Anche per questo la figura del cantiniere è cruciale e
troppo spesso sottovalutata. È lui a stabilire i tempi di
maturazione, a garantire la pulizia quotidiana delle linee, a
coordinare il consumo per evitare sprechi. Una birra real ale ha una
finestra di consumo ottimale di appena tre giorni dopo l’apertura.
Servirla oltre quel termine è un disservizio al cliente e un insulto
al birrificio.
Eppure, in un mondo sempre più dominato da lager standardizzate e
birre industriali, la real ale rappresenta un baluardo di
autenticità.

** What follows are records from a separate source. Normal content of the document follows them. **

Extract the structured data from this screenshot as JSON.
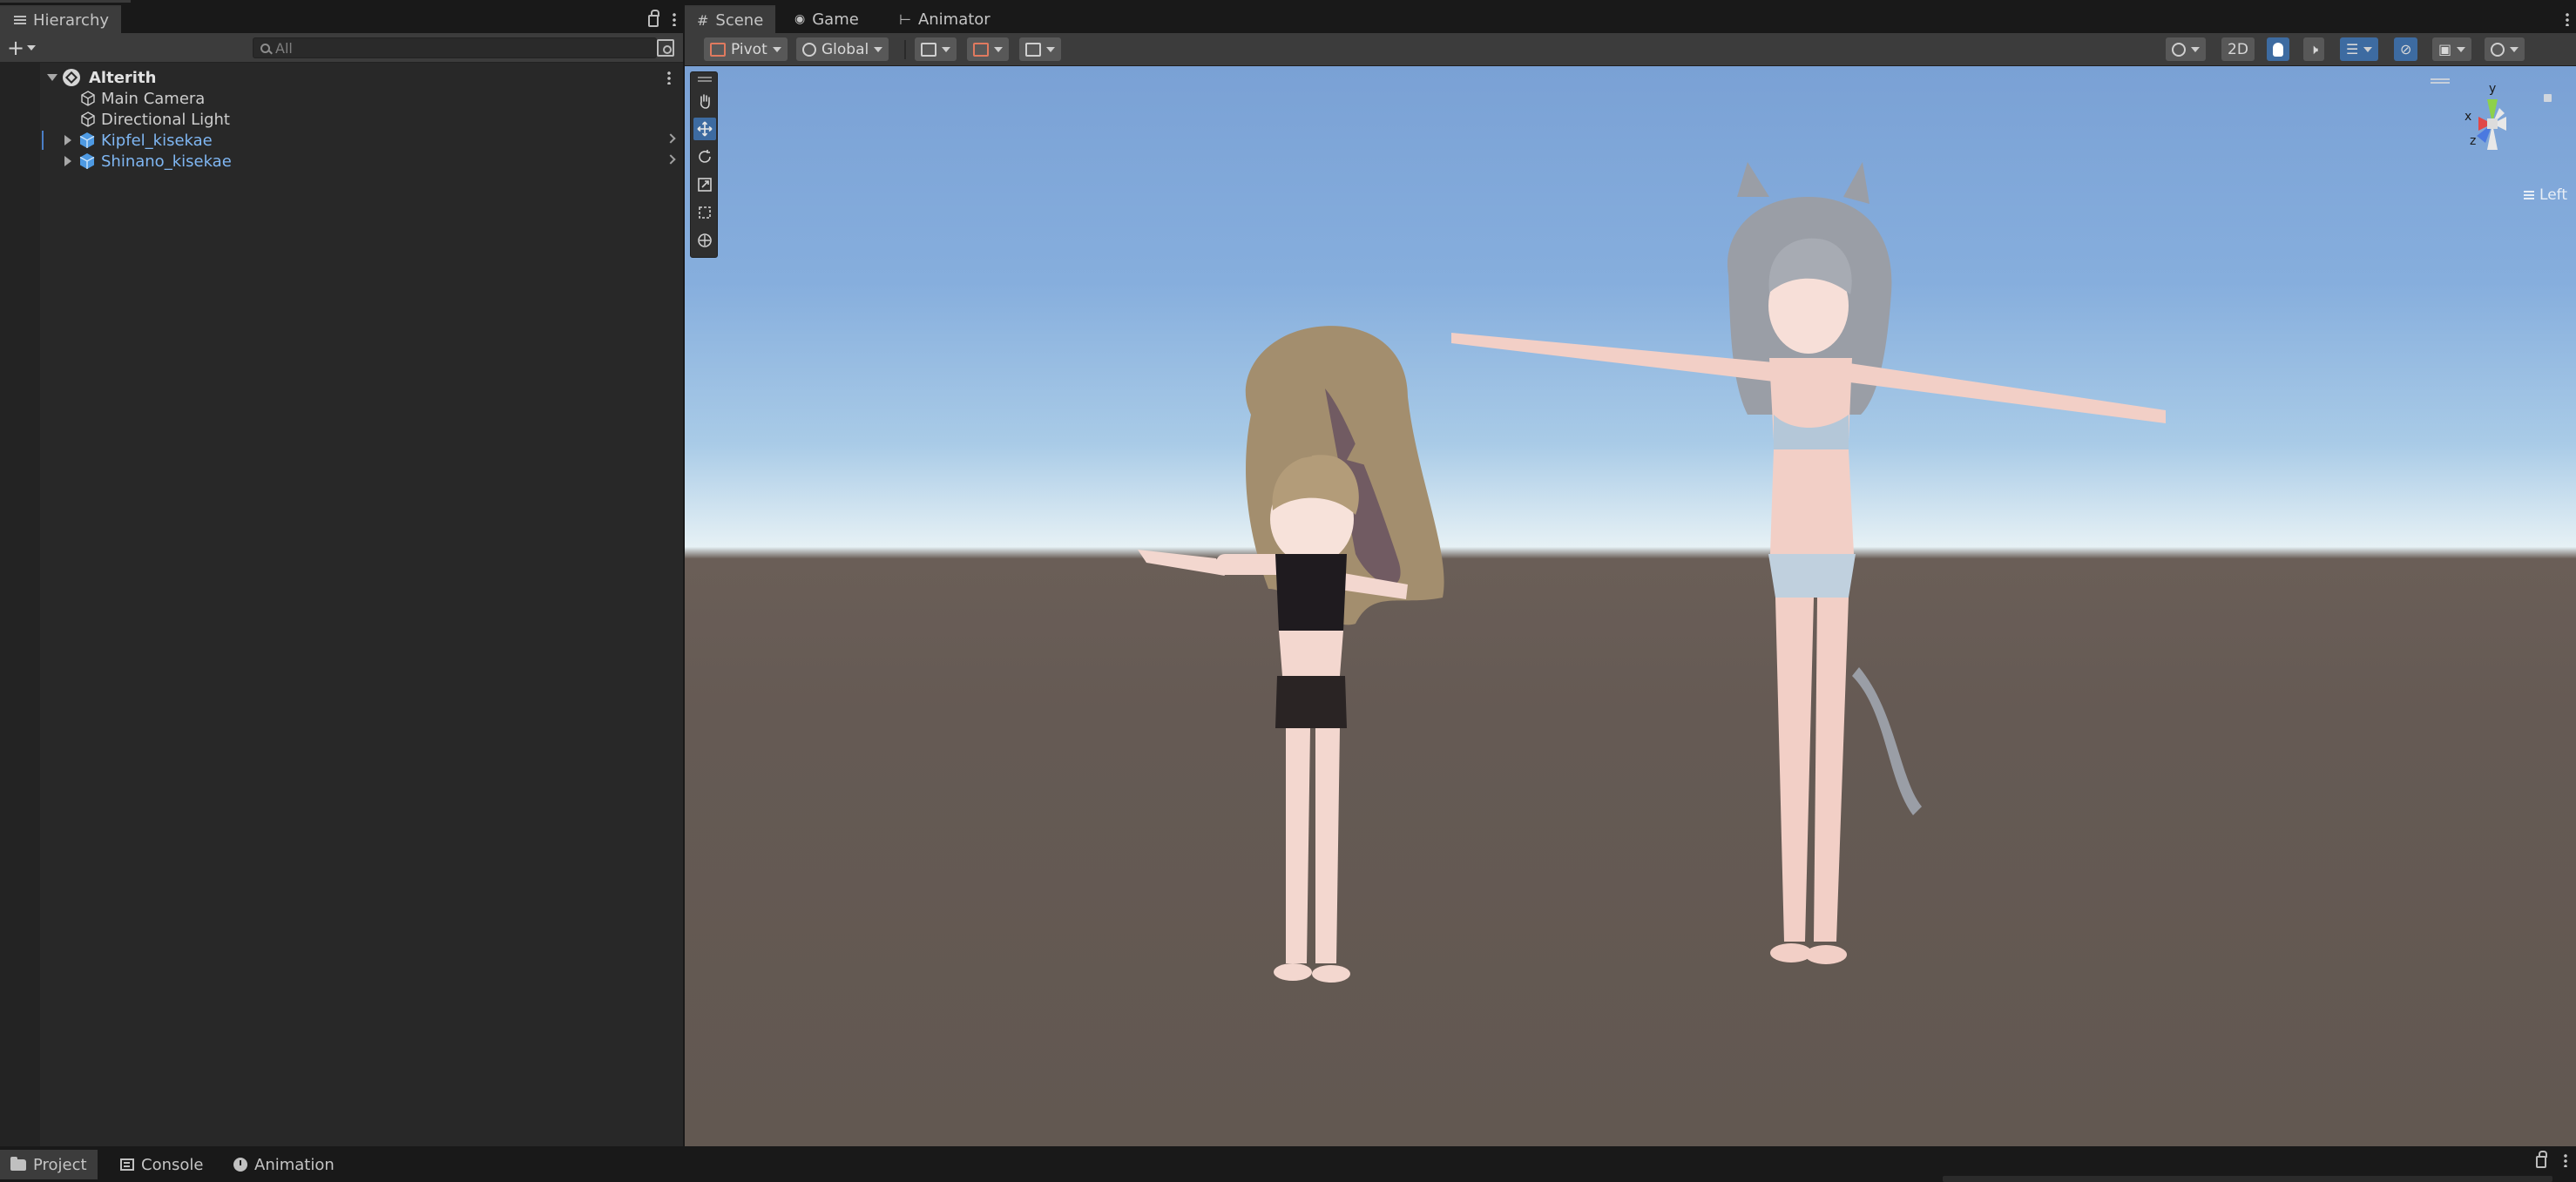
{
  "hierarchy": {
    "tab_label": "Hierarchy",
    "add_symbol": "+",
    "search_placeholder": "All",
    "scene_root": "Alterith",
    "items": [
      {
        "label": "Main Camera",
        "type": "gameobject"
      },
      {
        "label": "Directional Light",
        "type": "gameobject"
      },
      {
        "label": "Kipfel_kisekae",
        "type": "prefab"
      },
      {
        "label": "Shinano_kisekae",
        "type": "prefab"
      }
    ]
  },
  "scene": {
    "tabs": [
      {
        "label": "Scene",
        "icon": "grid-icon",
        "active": true
      },
      {
        "label": "Game",
        "icon": "gamepad-icon",
        "active": false
      },
      {
        "label": "Animator",
        "icon": "animator-icon",
        "active": false
      }
    ],
    "toolbar": {
      "pivot_label": "Pivot",
      "global_label": "Global",
      "mode_2d_label": "2D"
    },
    "tools": [
      "hand-tool",
      "move-tool",
      "rotate-tool",
      "scale-tool",
      "rect-tool",
      "transform-tool"
    ],
    "active_tool": "move-tool",
    "gizmo": {
      "axis_x": "x",
      "axis_y": "y",
      "axis_z": "z",
      "view_label": "Left"
    }
  },
  "bottom": {
    "tabs": [
      {
        "label": "Project",
        "icon": "folder-icon",
        "active": true
      },
      {
        "label": "Console",
        "icon": "console-icon",
        "active": false
      },
      {
        "label": "Animation",
        "icon": "clock-icon",
        "active": false
      }
    ]
  },
  "colors": {
    "accent": "#3d6ba1",
    "prefab_text": "#7fb6f2",
    "panel_bg": "#282828",
    "toolbar_bg": "#3c3c3c"
  }
}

Non solo è parte integrante del patrimonio
culturale britannico — tanto da aver avuto un ruolo nella
formazione della CAMRA, un movimento che ha salvato centinaia di
birrifici artigianali negli anni ’70 — ma è anche una sfida
lanciata a chi considera la birra solo una bevanda da consumare
fredda e gassata.
Paradossalmente, proprio la sua natura esigente la rende poco
compresa dai consumatori occasionali e spesso snobbata nei locali
meno specializzati. Chi la serve male — per inesperienza,
disinteresse o semplice mancanza di formazione — rischia di far
passare un prodotto nobile per un liquido difettoso. E così,
l’opinione pubblica sulla birra britannica ne
risente, scivolando verso la percezione di un prodotto datato,
difficile, poco attraente. Ma la verità è che, se trattata con
rispetto, la real ale offre una delle esperienze di bevuta
più ricche e gratificanti al mondo.
In tempi in cui si celebra l’artigianalità in ogni ambito,
dalla panificazione al caffè, è forse ora di riconoscere che anche
spillare una pinta può essere un atto d’arte. E che la birra
britannica, per essere apprezzata davvero, merita mani
esperte, pazienza e soprattutto rispetto.